Europe is not perfect, but is far more progressive in terms of treating incarcerated people like human beings. The sentences here are not nearly as long, because here, there is a belief that even people who are guilty beyond a resonable doubt, can have another chance at life in a free society. In the US, throwing people into jail for lifetimes has clearly not worked . . . and throwing a kid into jail for 15 years because he was caught with an ounce too much of cocaine also doesn't address the ills of society. Why is so little spent on rehabilitation???

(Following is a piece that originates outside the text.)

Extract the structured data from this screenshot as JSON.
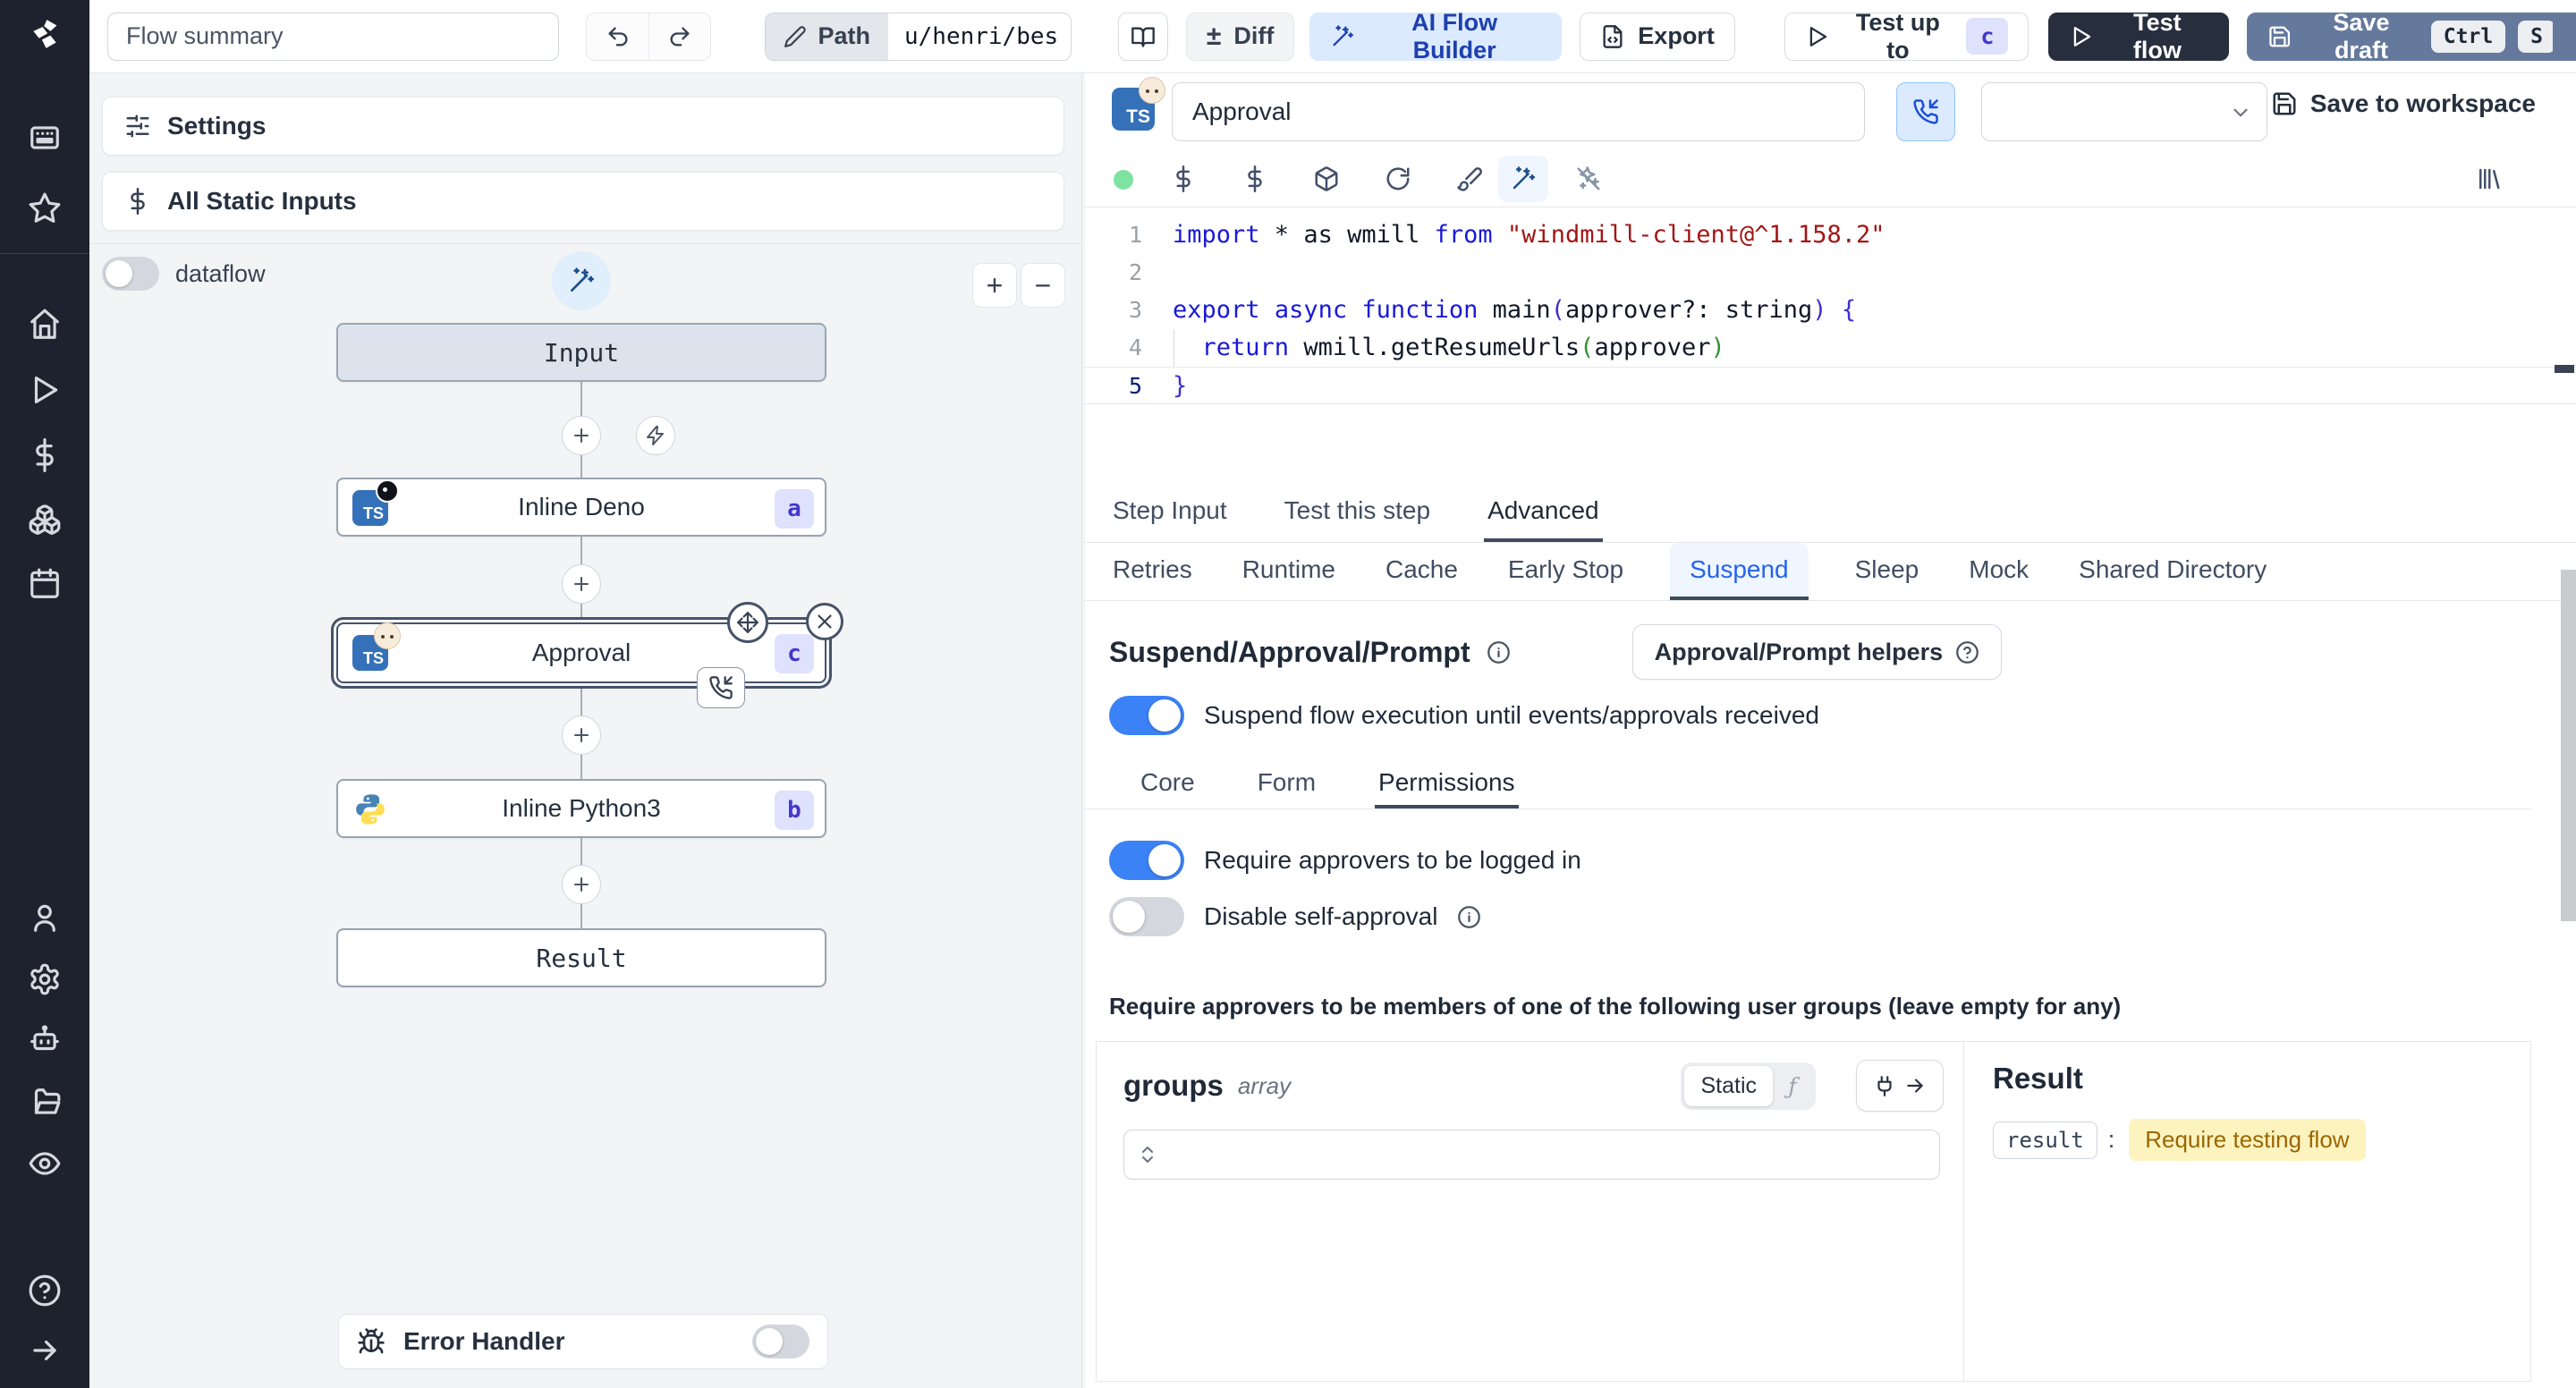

Posted by RoseAnne | May 19, 2008 12:16 AM
Elisa,
That is not true that dance performances and museums are for city kids. After we left NYC I spent a large part of my childhood in rural MD and we had access to dance performances at the local community college (free for school children and field trips) and museums are not only found in cities. And western Mass. is hardly isolated from culture! The beef I have is with short cuts, passive learning and a sad belief that the way we used to do things are somehow outdated and wrong.
I think you misunderstood me. Of course all children should have access to the Internet, but I don't think teachers should be assigning homework on the Internet to begin with!